A great fish taco depends on the freshness of the fish, the quality of the tortilla, and the punchiness of the salsas, contrasted against the creaminess of the crema and the crunchiness of the slaw. Use white fish fillets such as pollock, hake, or snapper and coat in a spicy mix of cumin, coriander, and paprika.
1 tablespoon cumin seeds
1 tablespoon coriander seeds
1 teaspoon smoked paprika
½ teaspoon salt
1 1/3 lb./800 g white fish fillets, such as pollock, hake, snapper, or any easy-to-fillet flat fish
Flour, for dusting
Salt and freshly ground black pepper
2 tablespoons vegetable oil
2 tablespoons mayonnaise
4 tablespoons Greek-style yogurt
1 teaspoon Red Salsa or Tabasco sauce
14 oz./400 g white cabbage, coarsely shredded
1 carrot, coarsely grated
½ onion, thinly sliced
8 small corn or flour tortillas
1 ripe avocado, peeled, pitted/stoned and sliced
1 lime, sliced
1 cucumber, thinly sliced
Make up the crema by mixing together the mayonnaise, yogurt, and the Salsa or Tabasco. Set aside.

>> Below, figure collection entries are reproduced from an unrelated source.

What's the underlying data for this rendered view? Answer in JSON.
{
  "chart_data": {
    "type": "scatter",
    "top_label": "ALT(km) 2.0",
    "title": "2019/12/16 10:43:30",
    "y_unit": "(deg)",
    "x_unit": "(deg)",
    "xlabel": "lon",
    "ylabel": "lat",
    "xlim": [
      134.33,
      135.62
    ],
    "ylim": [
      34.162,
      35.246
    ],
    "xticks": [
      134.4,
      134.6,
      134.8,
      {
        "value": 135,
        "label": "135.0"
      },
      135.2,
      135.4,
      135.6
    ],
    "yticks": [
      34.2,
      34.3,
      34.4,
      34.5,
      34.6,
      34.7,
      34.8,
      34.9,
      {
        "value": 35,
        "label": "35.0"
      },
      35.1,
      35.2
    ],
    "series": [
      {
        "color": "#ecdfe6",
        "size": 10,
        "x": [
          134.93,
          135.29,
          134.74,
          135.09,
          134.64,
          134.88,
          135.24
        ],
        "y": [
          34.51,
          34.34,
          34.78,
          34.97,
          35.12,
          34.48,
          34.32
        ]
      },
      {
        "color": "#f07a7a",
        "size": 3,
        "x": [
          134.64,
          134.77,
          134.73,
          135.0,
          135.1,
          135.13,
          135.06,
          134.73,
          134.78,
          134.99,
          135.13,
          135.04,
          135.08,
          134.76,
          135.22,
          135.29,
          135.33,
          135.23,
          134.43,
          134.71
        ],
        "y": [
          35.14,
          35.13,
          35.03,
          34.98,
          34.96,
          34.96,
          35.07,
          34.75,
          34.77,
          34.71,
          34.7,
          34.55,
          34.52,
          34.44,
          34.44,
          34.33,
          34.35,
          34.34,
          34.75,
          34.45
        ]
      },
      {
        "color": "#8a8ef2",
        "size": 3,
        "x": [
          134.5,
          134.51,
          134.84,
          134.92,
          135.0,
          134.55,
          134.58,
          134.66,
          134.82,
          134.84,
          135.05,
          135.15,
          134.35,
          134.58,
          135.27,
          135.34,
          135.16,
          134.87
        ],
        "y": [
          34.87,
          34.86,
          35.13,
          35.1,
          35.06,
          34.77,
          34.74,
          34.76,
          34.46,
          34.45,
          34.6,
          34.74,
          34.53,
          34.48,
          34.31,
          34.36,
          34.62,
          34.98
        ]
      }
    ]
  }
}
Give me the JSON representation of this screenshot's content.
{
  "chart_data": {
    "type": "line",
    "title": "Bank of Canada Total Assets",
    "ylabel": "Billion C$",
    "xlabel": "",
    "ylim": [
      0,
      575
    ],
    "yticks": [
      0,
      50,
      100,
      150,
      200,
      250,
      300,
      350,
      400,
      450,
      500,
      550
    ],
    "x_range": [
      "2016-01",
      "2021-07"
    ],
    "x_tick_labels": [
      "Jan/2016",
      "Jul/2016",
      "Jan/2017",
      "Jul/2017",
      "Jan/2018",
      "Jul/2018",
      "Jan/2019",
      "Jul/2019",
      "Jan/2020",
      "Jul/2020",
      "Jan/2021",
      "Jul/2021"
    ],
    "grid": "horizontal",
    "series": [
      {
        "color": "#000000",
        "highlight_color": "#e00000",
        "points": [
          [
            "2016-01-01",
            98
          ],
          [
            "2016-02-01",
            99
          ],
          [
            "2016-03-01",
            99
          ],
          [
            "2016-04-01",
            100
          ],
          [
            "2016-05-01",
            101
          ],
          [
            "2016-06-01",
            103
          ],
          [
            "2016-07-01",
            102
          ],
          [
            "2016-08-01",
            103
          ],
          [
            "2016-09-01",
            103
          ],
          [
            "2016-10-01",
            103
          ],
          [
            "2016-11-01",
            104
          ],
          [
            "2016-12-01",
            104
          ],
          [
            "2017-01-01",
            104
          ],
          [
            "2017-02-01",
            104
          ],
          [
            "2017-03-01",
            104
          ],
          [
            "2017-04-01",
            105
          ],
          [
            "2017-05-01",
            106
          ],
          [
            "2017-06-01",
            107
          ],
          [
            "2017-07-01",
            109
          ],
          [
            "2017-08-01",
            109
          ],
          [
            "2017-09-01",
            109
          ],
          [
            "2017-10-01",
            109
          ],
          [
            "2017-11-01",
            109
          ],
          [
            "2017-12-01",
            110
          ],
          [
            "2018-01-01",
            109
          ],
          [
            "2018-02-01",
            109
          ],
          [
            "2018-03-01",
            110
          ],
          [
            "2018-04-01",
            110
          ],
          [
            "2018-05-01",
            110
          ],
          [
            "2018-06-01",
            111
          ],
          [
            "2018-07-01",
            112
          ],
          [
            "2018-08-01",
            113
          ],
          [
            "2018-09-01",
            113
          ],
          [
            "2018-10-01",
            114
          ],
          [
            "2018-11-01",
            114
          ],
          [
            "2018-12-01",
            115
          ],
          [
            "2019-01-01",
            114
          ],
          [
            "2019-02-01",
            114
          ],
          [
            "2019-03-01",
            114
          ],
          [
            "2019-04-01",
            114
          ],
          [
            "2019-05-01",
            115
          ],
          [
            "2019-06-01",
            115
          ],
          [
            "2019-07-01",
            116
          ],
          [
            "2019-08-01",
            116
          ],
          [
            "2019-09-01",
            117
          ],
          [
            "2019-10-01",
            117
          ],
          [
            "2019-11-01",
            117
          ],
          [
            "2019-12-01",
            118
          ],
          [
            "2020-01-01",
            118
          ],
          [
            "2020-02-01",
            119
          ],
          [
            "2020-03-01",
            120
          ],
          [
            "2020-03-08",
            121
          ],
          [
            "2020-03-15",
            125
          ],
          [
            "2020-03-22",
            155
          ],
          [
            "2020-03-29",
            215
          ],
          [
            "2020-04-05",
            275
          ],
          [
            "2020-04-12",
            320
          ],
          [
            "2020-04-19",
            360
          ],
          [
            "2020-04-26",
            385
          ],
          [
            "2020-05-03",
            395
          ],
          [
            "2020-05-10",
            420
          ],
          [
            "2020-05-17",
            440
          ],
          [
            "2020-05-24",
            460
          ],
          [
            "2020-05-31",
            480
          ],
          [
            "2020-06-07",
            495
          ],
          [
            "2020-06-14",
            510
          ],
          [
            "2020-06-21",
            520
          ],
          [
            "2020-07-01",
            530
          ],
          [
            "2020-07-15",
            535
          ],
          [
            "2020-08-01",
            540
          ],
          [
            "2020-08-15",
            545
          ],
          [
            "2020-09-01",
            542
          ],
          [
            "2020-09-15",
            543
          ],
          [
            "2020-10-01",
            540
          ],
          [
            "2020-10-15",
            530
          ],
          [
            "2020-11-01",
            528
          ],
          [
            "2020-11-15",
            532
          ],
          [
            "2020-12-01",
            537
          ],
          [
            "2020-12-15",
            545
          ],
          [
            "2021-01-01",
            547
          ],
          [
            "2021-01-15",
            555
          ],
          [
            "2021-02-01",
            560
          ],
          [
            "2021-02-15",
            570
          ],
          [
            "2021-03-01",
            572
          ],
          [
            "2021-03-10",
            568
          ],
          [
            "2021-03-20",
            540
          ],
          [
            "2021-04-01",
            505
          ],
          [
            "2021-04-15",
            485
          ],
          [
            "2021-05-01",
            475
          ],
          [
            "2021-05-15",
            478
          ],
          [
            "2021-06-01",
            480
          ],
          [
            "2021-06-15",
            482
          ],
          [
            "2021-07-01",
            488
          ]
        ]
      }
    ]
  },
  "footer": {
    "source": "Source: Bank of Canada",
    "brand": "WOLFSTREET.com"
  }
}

Combine the cabbage, carrot, and onion into a slaw. Set aside.
Heat a small, dry skillet/frying pan and lightly toast the cumin and coriander seeds. When slightly coloured, grind to a coarse powder using a mortar and pestle. Mix in the smoked paprika and salt. Rub this mixture all over the fish fillets and set aside for at least 30 minutes.
Prepare the fish by slicing it into manageable portions for 8 tacos, then dust in flour combined with a little salt and pepper. Heat the oil in a skillet/frying pan and fry the fish in two batches until just slightly browned and cooked through. Transfer to a plate lined with paper towels to drain, then keep warm.
Heat a cast iron pan to warm the tortillas until slightly charred and warmed through.
To make up the tacos, place some of the slaw on each tortilla, add the fish, and drizzle over the crema. Serve with slices of avocado, lime, and cucumber.